その人の場合には、自己アピールの資料と面接だけというAO入試で入ってきました。その人がどれほどの人か私は1時間ぐらい話しただけなんでわからないんですけれども、基本的にはそういうパスもあって、大学入ってちゃんと発言したいというふうに気持ちが変わったときに、これは宣伝じゃないですけれども、慶應の場合そういう人も「面白い」ということになれば入れちゃうというようなところがある。その学生がどのぐらい伸びるかはわかりませんが、21歳ですけれども、日本を変えると言っている。そういうのを受け入れてがんがんやりましょうと。大学そういう経路ができていればいいのかなって思います。

もう一つ、幼稚舎の6年生は、算数については、がんがんやる子と、ゆっくりやりたい子とで児童のタイプ別にして、3クラスあるんですけれども、全部一緒にしてタイプ毎に5つに分けました。ゆっくりやる方の2つは、算数の専門家というか、大学のときに算数を専攻していた人に教えてもらうようにしました。保護者からなぜタイプ別としたのかと疑問が出るのかなと思いましたけれども、特にないようです。子どもに聞くと、ゆっくりやる方のクラスにいた子は、何か今までより30倍楽しいとか言っていまして。

【町村総理補佐官】小学校6年生ですか。

【金子主査】6年生です。5年生も今、すこし別の形で分けました。6年生は3人の担任が集まって5クラスに分けるよと。いろいろと工夫して、がんがんある子と、わかっていると思ってわかってない子とか、それで自分たちで選ばせて、大体自己申告どおりいった。2〜3人トレードしたらしいんです。

幼稚舎はひとクラス今は44人ですけれども、算数の教室みていると、すぐに分かる子はがんがん手を挙げて。そうすると、どうしても先生の注意はそっちに行きますね。そうすると分からない子は鉛筆なめているか、人を突っついているかで、これを分けた方がいい。

 言いたいのは、幼稚舎はひとクラス今は44人ですけれども、算数の教室みていると、すぐに分かる子はがんがん手を挙げて。そうすると、どうしても先生の注意はそっちに行きますね。そうすると分からない子は鉛筆なめているか、人を突っついているかで、これを分けた方がいい。
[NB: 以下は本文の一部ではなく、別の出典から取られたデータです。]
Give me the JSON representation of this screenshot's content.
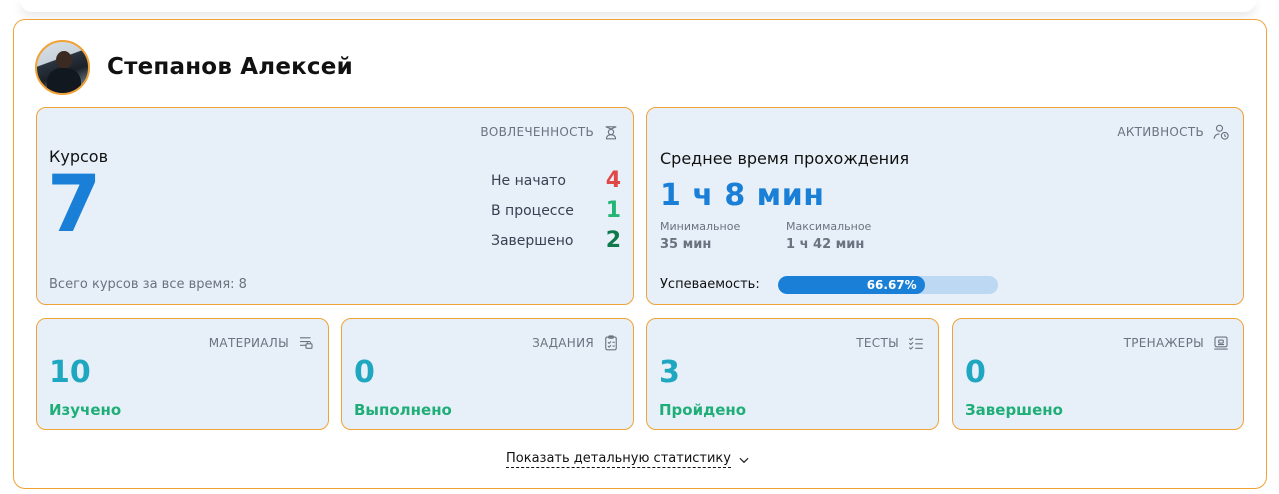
{
  "user": {
    "name": "Степанов Алексей"
  },
  "engagement": {
    "label": "ВОВЛЕЧЕННОСТЬ",
    "icon": "graduate-icon",
    "courses_label": "Курсов",
    "courses_count": "7",
    "rows": [
      {
        "label": "Не начато",
        "value": "4",
        "color": "#e04848"
      },
      {
        "label": "В процессе",
        "value": "1",
        "color": "#22b573"
      },
      {
        "label": "Завершено",
        "value": "2",
        "color": "#0e7a4b"
      }
    ],
    "total": "Всего курсов за все время: 8"
  },
  "activity": {
    "label": "АКТИВНОСТЬ",
    "icon": "user-clock-icon",
    "title": "Среднее время прохождения",
    "average": "1 ч 8 мин",
    "min_label": "Минимальное",
    "min_value": "35 мин",
    "max_label": "Максимальное",
    "max_value": "1 ч 42 мин",
    "performance_label": "Успеваемость:",
    "performance_value": "66.67%",
    "performance_fraction": 0.6667
  },
  "tiles": [
    {
      "label": "МАТЕРИАЛЫ",
      "icon": "materials-icon",
      "value": "10",
      "status": "Изучено"
    },
    {
      "label": "ЗАДАНИЯ",
      "icon": "clipboard-icon",
      "value": "0",
      "status": "Выполнено"
    },
    {
      "label": "ТЕСТЫ",
      "icon": "checklist-icon",
      "value": "3",
      "status": "Пройдено"
    },
    {
      "label": "ТРЕНАЖЕРЫ",
      "icon": "monitor-icon",
      "value": "0",
      "status": "Завершено"
    }
  ],
  "show_details": {
    "label": "Показать детальную статистику",
    "icon": "chevron-down-icon"
  },
  "colors": {
    "accent_border": "#f0a236",
    "primary_blue": "#1a7fd6",
    "teal": "#1fa6c1",
    "green": "#1fae77",
    "tile_bg": "#e7f0f8"
  }
}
 幼稚舎の場合にはこういうことをやろうとしても、特に問題は起こらないという雰囲気があることです。保護者にちゃんと話して、こういう意図でやるということをお話ししました。というのは別にどんどんやるタイプのクラスに入ったからと言って、中学校に入学できやすくなるということは全然ない。世間では、習熟度でクラス別にすると、何かすぐ能力別だから反対と言われちゃうという雰囲気がありますけれども、算数についてはもうやはり分けた方がいいように思います。

【今井委員】それは、クラスはクラスであって、その教科によってそういうのをつくるということですね。だから、クラスはみんなが一緒にいれるような。

【金子主査】 そうです。もうちょっと言いますと、私は基本的には生活の場としてのクラスは比較的人数が多い方がいいと思っているんです。いじめっ子がいたり、グループに分かれたりとかいうことがありますので、子供が孤立しないようにクラスは大きな方がいいと思います。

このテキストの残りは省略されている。